4 - Coerenza tra politiche UE e nazionali

Un quarto tema è quello della coerenza e convergenza tra politiche della Difesa e altre politiche UE.

Ad esempio, le forze armate europee sono interessate a ridurre i consumi energetici. Questo interesse

coincide perfettamente con gli obiettivi “20-20-20” che spingono l'industria verso maggiore

efficienza e sostenibilità.

Anche per i prodotti della Difesa si deve promuovere un accesso effettivo ai mercati terzi,

nell'ambito di una politica commerciale meno ingenua e attenta alla reciprocità.
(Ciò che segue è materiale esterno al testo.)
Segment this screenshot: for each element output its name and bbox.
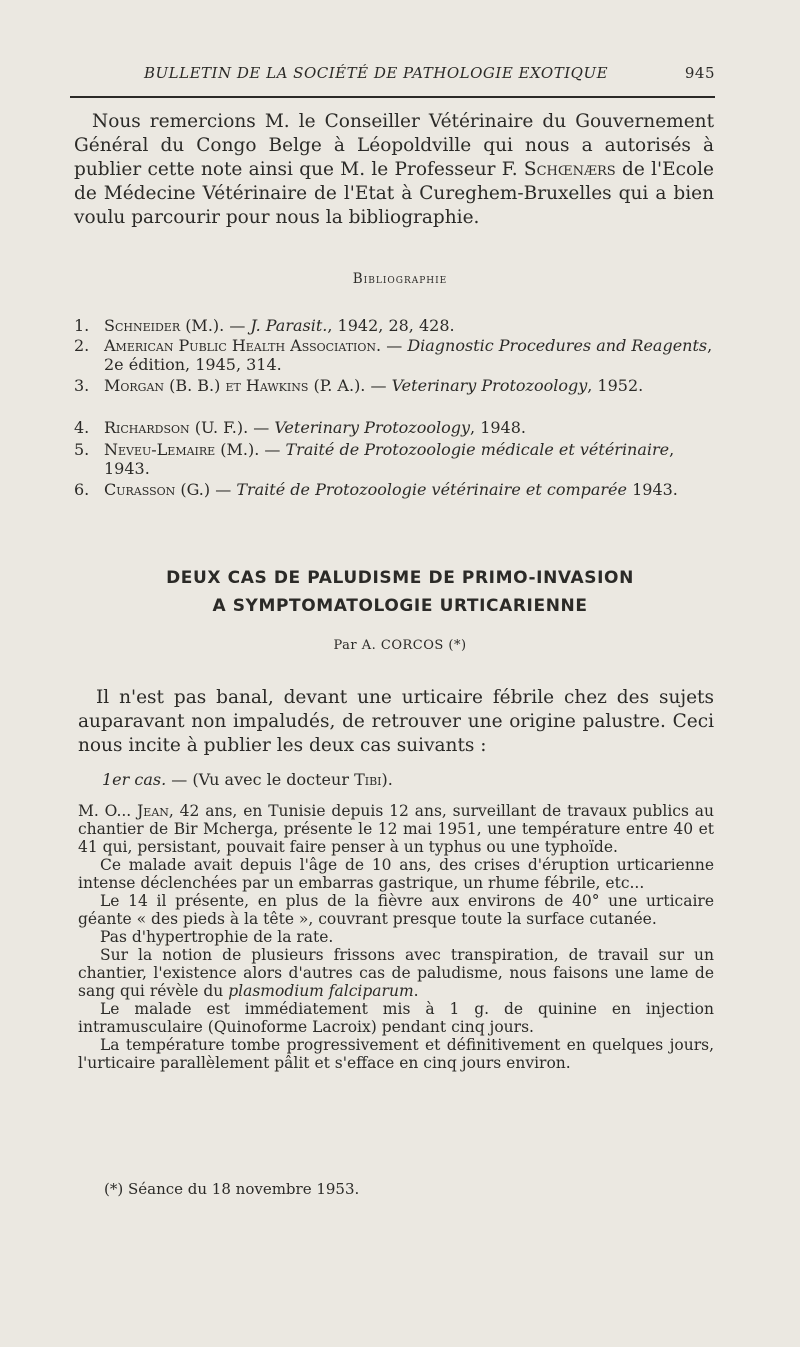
bib-rest: , 1943. <box>104 440 675 478</box>
bib-work: Diagnostic Procedures and Reagents <box>407 336 708 355</box>
case-heading-name: Tibi <box>354 770 382 789</box>
bib-work: Traité de Protozoologie médicale et vétérinaire <box>285 440 670 459</box>
article-title-line-2: A SYMPTOMATOLOGIE URTICARIENNE <box>212 596 588 616</box>
running-header <box>70 64 715 82</box>
p5-end: . <box>413 982 419 1000</box>
bib-number: 4. <box>74 418 90 437</box>
bib-entry <box>74 418 716 437</box>
bib-entry <box>74 316 716 335</box>
case-heading <box>102 770 393 789</box>
case-body <box>78 802 714 1072</box>
case-heading-text: — (Vu avec le docteur <box>166 770 355 789</box>
article-title-line-1: DEUX CAS DE PALUDISME DE PRIMO-INVASION <box>166 568 634 588</box>
lead-paragraph: Il n'est pas banal, devant une urticaire fébrile chez des sujets auparavant non impaludés, de retrouver une origine palustre. Ceci nous incite à publier les deux cas suivants : <box>78 687 714 756</box>
bib-entry <box>74 376 716 395</box>
case-paragraph <box>78 946 714 1000</box>
bib-number: 5. <box>74 440 90 459</box>
case-paragraph: Le malade est immédiatement mis à 1 g. de quinine en injection intramusculaire (Quinoforme Lacroix) pendant cinq jours. <box>78 1000 714 1036</box>
bib-rest: , 2e édition, 1945, 314. <box>104 336 713 374</box>
case-paragraph <box>78 802 714 856</box>
bib-sep: — <box>248 418 275 437</box>
bib-sep: — <box>259 440 286 459</box>
bib-sep: — <box>365 376 392 395</box>
p5-text: Sur la notion de plusieurs frissons avec transpiration, de travail sur un chantier, l'existence alors d'autres cas de paludisme, nous faisons une lame de sang qui révèle du <box>78 946 714 1000</box>
p1-name: Jean <box>137 802 169 820</box>
bib-rest: 1943. <box>627 480 678 499</box>
bib-number: 2. <box>74 336 90 355</box>
bib-author: Morgan (B. B.) et Hawkins (P. A.). <box>104 376 366 395</box>
bib-sep: — <box>381 336 408 355</box>
bibliography-heading: Bibliographie <box>352 271 448 287</box>
intro-text-2: de l'Ecole de Médecine Vétérinaire de l'Etat à Cureghem-Bruxelles qui a bien voulu parcourir pour nous la bibliographie. <box>74 159 714 228</box>
bib-work: Veterinary Protozoology <box>274 418 471 437</box>
bib-entry <box>74 336 716 374</box>
p5-italic: plasmodium falciparum <box>228 982 414 1000</box>
bib-author: Richardson (U. F.). <box>104 418 249 437</box>
bib-number: 1. <box>74 316 90 335</box>
intro-name: Schœnærs <box>523 159 616 180</box>
bib-number: 6. <box>74 480 90 499</box>
case-paragraph: Le 14 il présente, en plus de la fièvre aux environs de 40° une urticaire géante « des pieds à la tête », couvrant presque toute la surface cutanée. <box>78 892 714 928</box>
case-paragraph: Pas d'hypertrophie de la rate. <box>100 928 334 946</box>
intro-paragraph <box>74 110 714 230</box>
bib-rest: , 1952. <box>587 376 644 395</box>
bib-rest: , 1942, 28, 428. <box>327 316 455 335</box>
bib-entry <box>74 480 716 499</box>
case-heading-end: ). <box>381 770 393 789</box>
running-title: BULLETIN DE LA SOCIÉTÉ DE PATHOLOGIE EXOTIQUE <box>144 64 609 82</box>
article-byline: Par A. CORCOS (*) <box>333 638 467 653</box>
bib-author: Curasson (G.) <box>104 480 211 499</box>
bib-number: 3. <box>74 376 90 395</box>
bib-sep: — <box>224 316 251 335</box>
case-paragraph: La température tombe progressivement et définitivement en quelques jours, l'urticaire parallèlement pâlit et s'efface en cinq jours environ. <box>78 1036 714 1072</box>
bib-entry <box>74 440 716 478</box>
bib-rest: , 1948. <box>470 418 526 437</box>
bib-author: American Public Health Association. <box>104 336 382 355</box>
bib-work: Veterinary Protozoology <box>391 376 588 395</box>
bib-author: Schneider (M.). <box>104 316 225 335</box>
bib-author: Neveu-Lemaire (M.). <box>104 440 260 459</box>
footnote: (*) Séance du 18 novembre 1953. <box>104 1180 360 1198</box>
bib-work: Traité de Protozoologie vétérinaire et comparée <box>236 480 627 499</box>
page-number: 945 <box>684 64 715 82</box>
intro-text-1: Nous remercions M. le Conseiller Vétérinaire du Gouvernement Général du Congo Belge à Léopoldville qui nous a autorisés à publier cette note ainsi que M. le Professeur F. <box>74 111 714 180</box>
bib-sep: — <box>210 480 237 499</box>
header-rule <box>70 96 715 98</box>
p1-text: , 42 ans, en Tunisie depuis 12 ans, surveillant de travaux publics au chantier de Bir Mcherga, présente le 12 mai 1951, une température entre 40 et 41 qui, persistant, pouvait faire penser à un typhus ou une typhoïde. <box>78 802 714 856</box>
bib-work: J. Parasit. <box>250 316 328 335</box>
case-paragraph: Ce malade avait depuis l'âge de 10 ans, des crises d'éruption urticarienne intense déclenchées par un embarras gastrique, un rhume fébrile, etc... <box>78 856 714 892</box>
p1-start: M. O... <box>78 802 138 820</box>
case-label: 1er cas. <box>102 770 167 789</box>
Italia, Spagna e Portogallo hanno trasmesso un “Position paper” sul rafforzamento della politica

europea di Difesa, concordando sull‟urgenza di accrescere visibilità, impatto ed operatività della

strategia europea.

I progetti (civili) europei SESAR e Galileo, ad esempio, vengono presi a modello dagli stessi

Ministeri di Italia, Spagna e Portogallo come strumenti di futura “convergenza tra interessi militari

nazionali e interessi industriali”.

In particolare, SESAR - il sistema unico per la gestione del traffico aereo europeo - offre opportunità

di sviluppare, con successo, maggiori sinergie tra settori civili e militari, consentendo vaste economie

di scala.

In conclusione, si è nel mezzo di un guado, con il rischio di essere travolti dalla piena se non ci si

avvia con decisione verso la sponda di un'Europa più integrata e politica. Un maggiore

coordinamento nella difesa, nel rispetto delle prerogative nazionali, è un passo necessario nella

giusta direzione.

Se è vero che, citando il Vicepresidente americano Joe Biden, l'Europa resta indubbiamente una

"pietra angolare" della strategia di sicurezza USA, è ben noto che gli Alleati americani hanno ormai

altre priorità strategiche, in particolare nel Pacifico; esortando, contestualmente ed apertamente,

l‟Europa ad assumersi maggiori responsabilità ed a meglio ripartire l'onere in seno all'Alleanza

Atlantica. Nel cantiere aperto per un'Europa più politica – che possa portare un giorno agli Stati Uniti

d'Europa – si deve, quindi, lavorare anche per una difesa più integrata: un'Europa politica, costruita a

partire dalla difesa, è stata uno dei grandi disegni di Alcide De Gasperi.